I’m working on a server application and I’m fiddling with the database design at the moment, trying different ideas. It’s been a long time since I did any database design work (the Continua CI schema back in 2012) so I’m a bit rusty!
In the past I have usually normalised the tables (ie used relationships rather than duplicate data) - the benfits are
- Data integrity
- Data size
The downsides are
- it’s a pain to work with - joins and more joins and more…
- performance - all those joins slow things down.
Since this application will be heavily skewed towards reads (search) I’m leaning towards denormalising a bit (at the moment it’s completely normalised). There will be inserts of course but very little in the way of updates (initial processing after which the data doesn’t change).

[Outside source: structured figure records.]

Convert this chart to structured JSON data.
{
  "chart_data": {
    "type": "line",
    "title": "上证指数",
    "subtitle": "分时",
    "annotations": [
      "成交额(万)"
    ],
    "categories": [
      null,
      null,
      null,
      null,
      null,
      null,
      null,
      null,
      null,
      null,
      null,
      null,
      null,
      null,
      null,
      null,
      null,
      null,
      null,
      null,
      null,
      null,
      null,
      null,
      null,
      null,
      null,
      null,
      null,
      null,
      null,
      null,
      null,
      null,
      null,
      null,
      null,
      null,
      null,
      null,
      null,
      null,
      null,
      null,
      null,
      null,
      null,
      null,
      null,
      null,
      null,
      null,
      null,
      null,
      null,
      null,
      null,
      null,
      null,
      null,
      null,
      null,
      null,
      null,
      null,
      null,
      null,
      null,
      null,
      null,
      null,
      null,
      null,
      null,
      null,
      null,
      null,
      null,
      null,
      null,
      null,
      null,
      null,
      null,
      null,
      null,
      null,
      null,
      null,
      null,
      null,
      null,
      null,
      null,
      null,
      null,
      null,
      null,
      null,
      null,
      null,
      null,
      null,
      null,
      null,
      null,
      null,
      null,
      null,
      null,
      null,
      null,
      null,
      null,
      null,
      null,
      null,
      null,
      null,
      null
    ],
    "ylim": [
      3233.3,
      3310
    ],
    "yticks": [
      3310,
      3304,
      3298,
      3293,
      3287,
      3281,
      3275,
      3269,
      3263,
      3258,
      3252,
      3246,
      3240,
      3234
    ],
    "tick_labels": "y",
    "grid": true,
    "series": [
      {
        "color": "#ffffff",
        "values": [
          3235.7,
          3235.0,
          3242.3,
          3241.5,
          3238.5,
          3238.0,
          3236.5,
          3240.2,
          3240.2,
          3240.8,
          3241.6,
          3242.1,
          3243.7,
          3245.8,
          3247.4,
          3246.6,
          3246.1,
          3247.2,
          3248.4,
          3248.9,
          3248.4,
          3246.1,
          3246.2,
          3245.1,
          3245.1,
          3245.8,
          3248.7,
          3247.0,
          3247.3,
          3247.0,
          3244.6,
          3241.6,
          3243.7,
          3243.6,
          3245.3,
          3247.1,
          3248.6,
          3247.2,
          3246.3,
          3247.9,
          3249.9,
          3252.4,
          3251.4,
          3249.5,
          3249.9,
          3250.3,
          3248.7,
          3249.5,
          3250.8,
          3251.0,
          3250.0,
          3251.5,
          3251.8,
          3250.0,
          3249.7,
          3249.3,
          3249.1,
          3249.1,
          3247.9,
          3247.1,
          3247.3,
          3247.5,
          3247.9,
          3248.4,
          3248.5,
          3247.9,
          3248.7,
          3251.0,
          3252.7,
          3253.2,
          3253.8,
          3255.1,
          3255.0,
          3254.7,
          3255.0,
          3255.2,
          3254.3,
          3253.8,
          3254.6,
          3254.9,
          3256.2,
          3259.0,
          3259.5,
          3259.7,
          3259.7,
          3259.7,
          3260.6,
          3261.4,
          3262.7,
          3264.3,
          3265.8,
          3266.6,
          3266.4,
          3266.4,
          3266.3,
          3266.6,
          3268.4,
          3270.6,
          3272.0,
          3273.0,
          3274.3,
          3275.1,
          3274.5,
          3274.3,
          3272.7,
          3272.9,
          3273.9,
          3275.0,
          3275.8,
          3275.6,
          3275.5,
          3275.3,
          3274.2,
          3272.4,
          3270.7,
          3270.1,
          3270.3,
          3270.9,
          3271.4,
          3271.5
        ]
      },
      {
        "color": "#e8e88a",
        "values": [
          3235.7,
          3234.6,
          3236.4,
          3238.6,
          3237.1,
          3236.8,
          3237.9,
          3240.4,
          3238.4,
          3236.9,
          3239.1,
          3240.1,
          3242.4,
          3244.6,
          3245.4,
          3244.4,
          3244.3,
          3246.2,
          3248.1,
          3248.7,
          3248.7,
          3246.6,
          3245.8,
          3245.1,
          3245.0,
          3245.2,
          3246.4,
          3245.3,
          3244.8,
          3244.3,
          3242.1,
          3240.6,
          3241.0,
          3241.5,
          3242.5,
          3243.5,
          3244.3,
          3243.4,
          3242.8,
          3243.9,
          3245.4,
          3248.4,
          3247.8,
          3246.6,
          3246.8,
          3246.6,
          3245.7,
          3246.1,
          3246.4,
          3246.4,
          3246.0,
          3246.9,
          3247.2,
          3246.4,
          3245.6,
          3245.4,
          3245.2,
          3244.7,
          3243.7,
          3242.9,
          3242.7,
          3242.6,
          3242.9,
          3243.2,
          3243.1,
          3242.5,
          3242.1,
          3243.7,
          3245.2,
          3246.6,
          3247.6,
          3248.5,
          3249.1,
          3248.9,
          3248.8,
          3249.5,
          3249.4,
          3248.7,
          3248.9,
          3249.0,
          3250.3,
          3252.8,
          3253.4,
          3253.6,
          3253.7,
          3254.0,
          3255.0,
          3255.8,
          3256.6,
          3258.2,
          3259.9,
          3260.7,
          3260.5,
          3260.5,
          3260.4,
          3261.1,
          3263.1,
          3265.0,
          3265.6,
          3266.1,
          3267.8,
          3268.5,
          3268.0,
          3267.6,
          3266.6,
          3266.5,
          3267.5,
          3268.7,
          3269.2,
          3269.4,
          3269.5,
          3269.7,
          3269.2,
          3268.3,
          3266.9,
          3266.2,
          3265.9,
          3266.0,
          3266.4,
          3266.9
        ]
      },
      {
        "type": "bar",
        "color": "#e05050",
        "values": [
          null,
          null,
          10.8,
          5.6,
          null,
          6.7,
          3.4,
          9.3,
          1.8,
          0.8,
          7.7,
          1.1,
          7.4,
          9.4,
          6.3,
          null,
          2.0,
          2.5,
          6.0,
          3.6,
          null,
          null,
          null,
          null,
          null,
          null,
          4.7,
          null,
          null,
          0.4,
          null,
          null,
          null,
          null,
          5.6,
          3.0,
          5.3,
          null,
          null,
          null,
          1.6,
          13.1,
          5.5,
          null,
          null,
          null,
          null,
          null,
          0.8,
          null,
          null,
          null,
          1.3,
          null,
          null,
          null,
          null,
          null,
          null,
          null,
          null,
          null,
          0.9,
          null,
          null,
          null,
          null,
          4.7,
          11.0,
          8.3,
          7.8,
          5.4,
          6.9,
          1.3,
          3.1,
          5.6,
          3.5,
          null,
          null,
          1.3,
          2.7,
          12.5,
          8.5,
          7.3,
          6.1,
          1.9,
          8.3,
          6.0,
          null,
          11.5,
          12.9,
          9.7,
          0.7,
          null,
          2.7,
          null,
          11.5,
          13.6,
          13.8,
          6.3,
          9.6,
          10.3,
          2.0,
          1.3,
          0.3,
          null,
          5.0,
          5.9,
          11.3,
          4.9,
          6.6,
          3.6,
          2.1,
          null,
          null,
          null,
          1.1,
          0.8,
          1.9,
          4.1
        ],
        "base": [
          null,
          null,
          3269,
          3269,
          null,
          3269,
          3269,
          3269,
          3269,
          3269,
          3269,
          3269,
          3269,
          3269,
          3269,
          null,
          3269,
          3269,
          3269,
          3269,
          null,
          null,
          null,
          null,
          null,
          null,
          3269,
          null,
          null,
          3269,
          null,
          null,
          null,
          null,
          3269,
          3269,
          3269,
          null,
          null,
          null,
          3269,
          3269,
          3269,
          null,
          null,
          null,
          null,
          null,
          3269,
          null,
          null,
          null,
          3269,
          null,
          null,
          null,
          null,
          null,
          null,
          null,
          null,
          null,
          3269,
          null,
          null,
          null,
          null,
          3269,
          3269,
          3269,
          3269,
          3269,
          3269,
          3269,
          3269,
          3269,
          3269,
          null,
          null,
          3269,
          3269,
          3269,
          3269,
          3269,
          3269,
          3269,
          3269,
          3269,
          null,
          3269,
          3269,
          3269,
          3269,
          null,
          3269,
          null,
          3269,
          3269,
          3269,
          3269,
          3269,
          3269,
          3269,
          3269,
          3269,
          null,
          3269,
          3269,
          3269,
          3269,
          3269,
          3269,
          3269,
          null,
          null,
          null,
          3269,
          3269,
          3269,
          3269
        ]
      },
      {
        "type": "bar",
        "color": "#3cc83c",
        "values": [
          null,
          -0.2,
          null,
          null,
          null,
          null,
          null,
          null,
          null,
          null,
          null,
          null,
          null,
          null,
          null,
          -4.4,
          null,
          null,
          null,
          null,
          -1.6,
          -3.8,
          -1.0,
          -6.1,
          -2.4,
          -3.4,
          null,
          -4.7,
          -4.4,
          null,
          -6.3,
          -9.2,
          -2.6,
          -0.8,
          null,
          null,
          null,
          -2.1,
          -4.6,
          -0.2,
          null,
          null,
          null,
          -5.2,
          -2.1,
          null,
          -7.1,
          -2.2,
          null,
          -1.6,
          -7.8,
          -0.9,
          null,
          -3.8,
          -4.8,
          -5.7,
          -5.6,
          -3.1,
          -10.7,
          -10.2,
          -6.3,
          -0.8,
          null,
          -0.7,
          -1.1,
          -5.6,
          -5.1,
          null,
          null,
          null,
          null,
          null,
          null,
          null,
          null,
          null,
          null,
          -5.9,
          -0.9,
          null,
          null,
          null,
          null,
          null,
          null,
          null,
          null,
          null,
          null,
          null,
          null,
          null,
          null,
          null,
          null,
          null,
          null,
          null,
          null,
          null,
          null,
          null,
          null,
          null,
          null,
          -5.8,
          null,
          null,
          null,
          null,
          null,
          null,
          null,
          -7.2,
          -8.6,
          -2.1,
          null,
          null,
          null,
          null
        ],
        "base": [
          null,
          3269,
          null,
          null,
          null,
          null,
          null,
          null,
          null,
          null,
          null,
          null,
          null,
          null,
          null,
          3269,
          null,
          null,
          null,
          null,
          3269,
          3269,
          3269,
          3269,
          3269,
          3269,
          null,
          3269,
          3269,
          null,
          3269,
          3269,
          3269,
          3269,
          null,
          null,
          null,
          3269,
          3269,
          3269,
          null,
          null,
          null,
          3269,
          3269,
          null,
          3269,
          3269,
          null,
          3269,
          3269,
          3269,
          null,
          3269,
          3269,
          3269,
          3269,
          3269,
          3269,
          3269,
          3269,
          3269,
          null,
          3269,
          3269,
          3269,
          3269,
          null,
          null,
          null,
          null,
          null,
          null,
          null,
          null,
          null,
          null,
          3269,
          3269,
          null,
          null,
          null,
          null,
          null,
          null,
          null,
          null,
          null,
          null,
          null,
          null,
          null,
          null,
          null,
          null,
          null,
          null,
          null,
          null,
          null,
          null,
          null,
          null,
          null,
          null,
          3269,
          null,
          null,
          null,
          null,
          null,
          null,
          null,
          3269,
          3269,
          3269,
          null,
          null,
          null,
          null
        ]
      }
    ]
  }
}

FWIW, this is for my package manager project, the tables look like this (well the ones that matter)
Package (name) → PackageTargetPlatform (compiler, platform) → PackageVersion(version, meta data etc)
Right now in testing there are only 36 rows in the Package table, a few hundred in the PackageTargetPlatform table - the PackageVersion table has 6500 rows - the explosion comes from the combinations of compiler version, platform and package versions (13 compiler versions, win32/64/mac/andriod etc). So the PackageVersion table has he potential to blow out to quite a few rows over time.
Using Postgresql 13 FWIW (have used it for years with Continua CI).
I obviously need to do some testing with the different options, but I’m wondering what others do? How far do you go with denormalising (if at all) and how do you manage data integrity if you do.